Moreover, bicycling as a primary means of transportation—I’m not talking about occasional weekend riders here—is a foreign concept to many drivers, making them more sensitive to perceived differences between themselves and cyclists. People do this all the time, making false connections between distinguishing characteristics like geography, race, and religion and people’s qualities as human beings. Sometimes it is benign (“Mormons are really polite”), sometimes less so (“Republicans hate poor people”). But in this case, it’s a one-way street: Though most Americans don’t ride bikes, bikers are less likely to stereotype drivers because most of us also drive. The “otherness” of cyclists makes them stand out, and that helps drivers cement their negative conclusions. This is also why sentiments like “taxi drivers are awful” and “Jersey drivers are terrible” are common, but you don’t often hear someone say “all drivers suck.” People don’t like lumping themselves into whatever group they are making negative conclusions about, so we subconsciously seek out a distinguishing characteristic first.

Every time another bicyclist pulls some dickish stunt, the affect heuristic kicks in to reinforce the preconceived biases. The same isn’t true in reverse: The conviction that bicyclists are erratically moving hazards is not diminished by the repeated observance of safe and respectful riding. Facts and logical arguments that do not conform to the emotional conclusion are discounted or disregarded. But we’re not doomed to our initial prejudices: Once a person becomes aware of her biases, she is more able to engage rational thought processes to overcome the affect heuristic and dispel her inaccurate conclusions. So, study those stats bike haters!
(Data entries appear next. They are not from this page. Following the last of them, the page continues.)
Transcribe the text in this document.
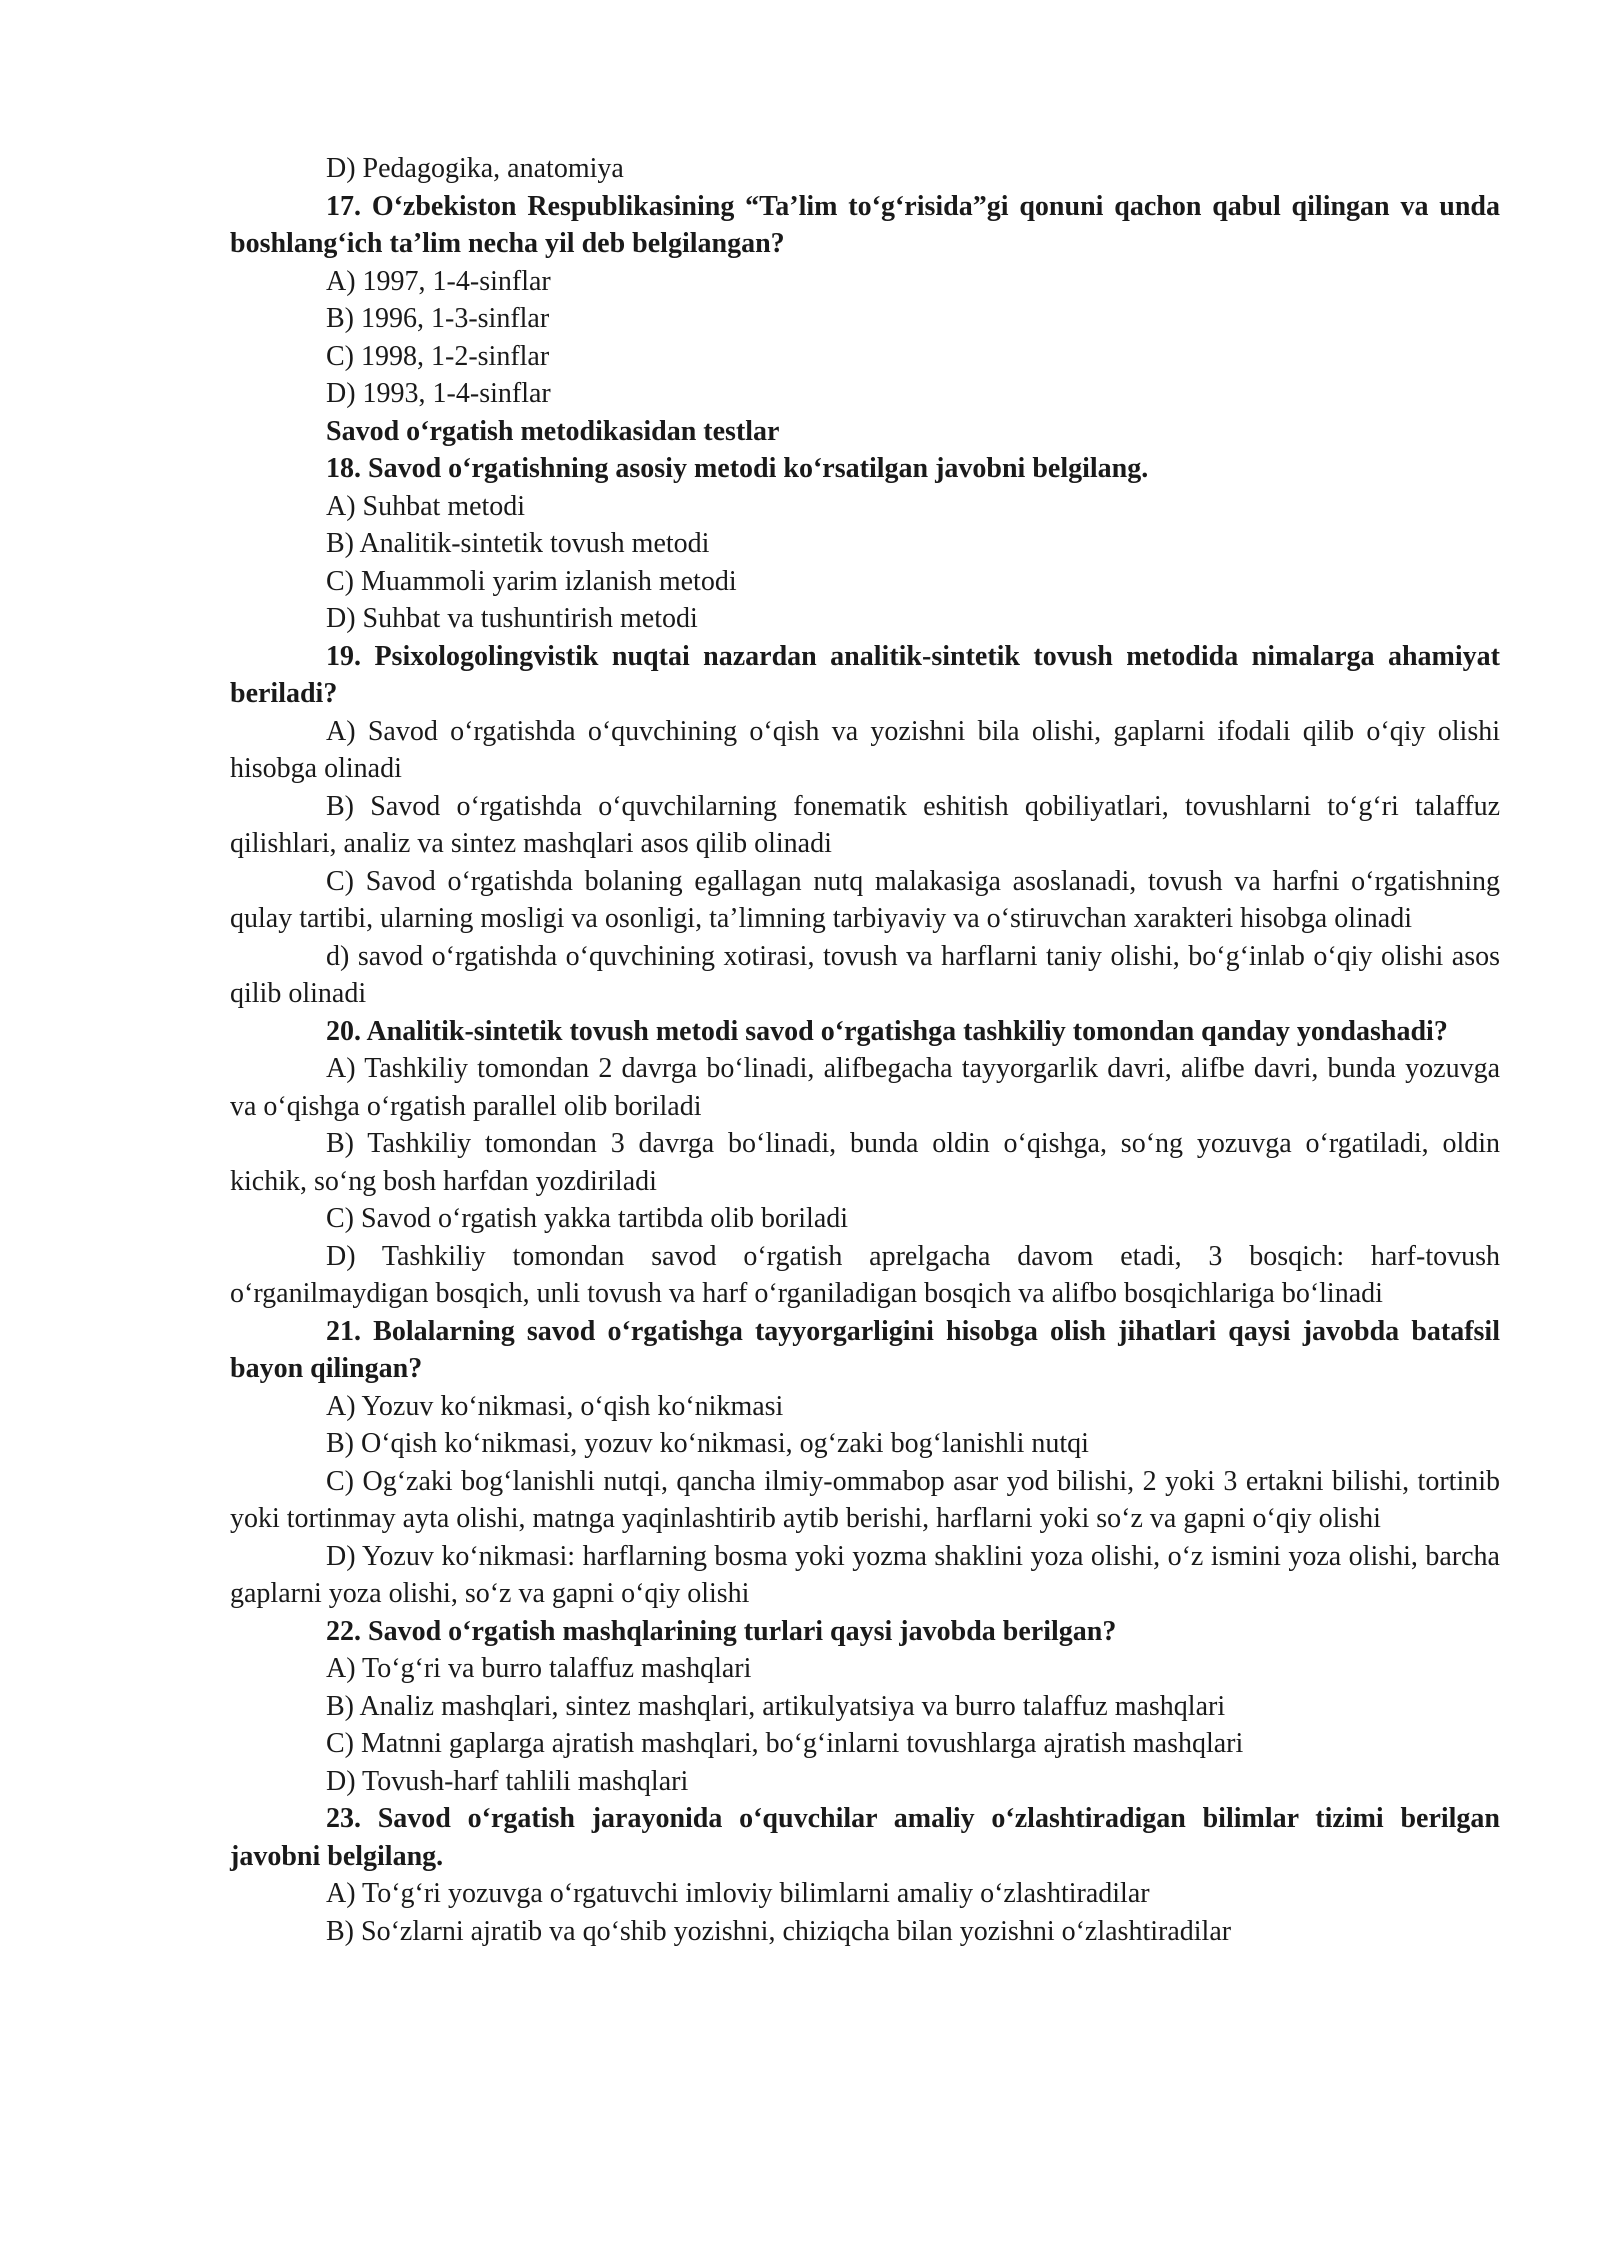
D) Pedagogika, anatomiya

17. O‘zbekiston Respublikasining “Ta’lim to‘g‘risida”gi qonuni qachon qabul qilingan va unda boshlang‘ich ta’lim necha yil deb belgilangan?

A) 1997, 1-4-sinflar

B) 1996, 1-3-sinflar

C) 1998, 1-2-sinflar

D) 1993, 1-4-sinflar

Savod o‘rgatish metodikasidan testlar

18. Savod o‘rgatishning asosiy metodi ko‘rsatilgan javobni belgilang.

A) Suhbat metodi

B) Analitik-sintetik tovush metodi

C) Muammoli yarim izlanish metodi

D) Suhbat va tushuntirish metodi

19. Psixologolingvistik nuqtai nazardan analitik-sintetik tovush metodida nimalarga ahamiyat beriladi?

A) Savod o‘rgatishda o‘quvchining o‘qish va yozishni bila olishi, gaplarni ifodali qilib o‘qiy olishi hisobga olinadi

B) Savod o‘rgatishda o‘quvchilarning fonematik eshitish qobiliyatlari, tovushlarni to‘g‘ri talaffuz qilishlari, analiz va sintez mashqlari asos qilib olinadi

C) Savod o‘rgatishda bolaning egallagan nutq malakasiga asoslanadi, tovush va harfni o‘rgatishning qulay tartibi, ularning mosligi va osonligi, ta’limning tarbiyaviy va o‘stiruvchan xarakteri hisobga olinadi

d) savod o‘rgatishda o‘quvchining xotirasi, tovush va harflarni taniy olishi, bo‘g‘inlab o‘qiy olishi asos qilib olinadi

20. Analitik-sintetik tovush metodi savod o‘rgatishga tashkiliy tomondan qanday yondashadi?

A) Tashkiliy tomondan 2 davrga bo‘linadi, alifbegacha tayyorgarlik davri, alifbe davri, bunda yozuvga va o‘qishga o‘rgatish parallel olib boriladi

B) Tashkiliy tomondan 3 davrga bo‘linadi, bunda oldin o‘qishga, so‘ng yozuvga o‘rgatiladi, oldin kichik, so‘ng bosh harfdan yozdiriladi

C) Savod o‘rgatish yakka tartibda olib boriladi

D) Tashkiliy tomondan savod o‘rgatish aprelgacha davom etadi, 3 bosqich: harf-tovush o‘rganilmaydigan bosqich, unli tovush va harf o‘rganiladigan bosqich va alifbo bosqichlariga bo‘linadi

21. Bolalarning savod o‘rgatishga tayyorgarligini hisobga olish jihatlari qaysi javobda batafsil bayon qilingan?

A) Yozuv ko‘nikmasi, o‘qish ko‘nikmasi

B) O‘qish ko‘nikmasi, yozuv ko‘nikmasi, og‘zaki bog‘lanishli nutqi

C) Og‘zaki bog‘lanishli nutqi, qancha ilmiy-ommabop asar yod bilishi, 2 yoki 3 ertakni bilishi, tortinib yoki tortinmay ayta olishi, matnga yaqinlashtirib aytib berishi, harflarni yoki so‘z va gapni o‘qiy olishi

D) Yozuv ko‘nikmasi: harflarning bosma yoki yozma shaklini yoza olishi, o‘z ismini yoza olishi, barcha gaplarni yoza olishi, so‘z va gapni o‘qiy olishi

22. Savod o‘rgatish mashqlarining turlari qaysi javobda berilgan?

A) To‘g‘ri va burro talaffuz mashqlari

B) Analiz mashqlari, sintez mashqlari, artikulyatsiya va burro talaffuz mashqlari

C) Matnni gaplarga ajratish mashqlari, bo‘g‘inlarni tovushlarga ajratish mashqlari

D) Tovush-harf tahlili mashqlari

23. Savod o‘rgatish jarayonida o‘quvchilar amaliy o‘zlashtiradigan bilimlar tizimi berilgan javobni belgilang.

A) To‘g‘ri yozuvga o‘rgatuvchi imloviy bilimlarni amaliy o‘zlashtiradilar

B) So‘zlarni ajratib va qo‘shib yozishni, chiziqcha bilan yozishni o‘zlashtiradilar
As the studies show, more and more commuters are trading in their parking passes for bike locks. In light of those numbers, it’s heartening to hear that the number of fatalities per bike trip has decreased in Philadelphia, New York, and elsewhere. That suggests to me that these new-to-biking commuters are riding less aggressively than the old urban vanguard of bike messengers and Tour de France wannabes. If the present trends continue, we’ll see asshole bicyclists like me become an even smaller minority of bicyclists as a whole. And some of us are trying to get better. I’ve recognized that my bad behavior keeps others from taking up riding, and keeps politicians from investing in things I care about, like more bike lanes. So I’ve stopped riding on sidewalks and try to keep my illegal lefts to a minimum. But I’ve been a jerk for a real long time. So, let me say this to drivers, pedestrians, and my fellow riders alike: I’m sorry. See, aren’t cyclists the nicest, most polite people in the whole world?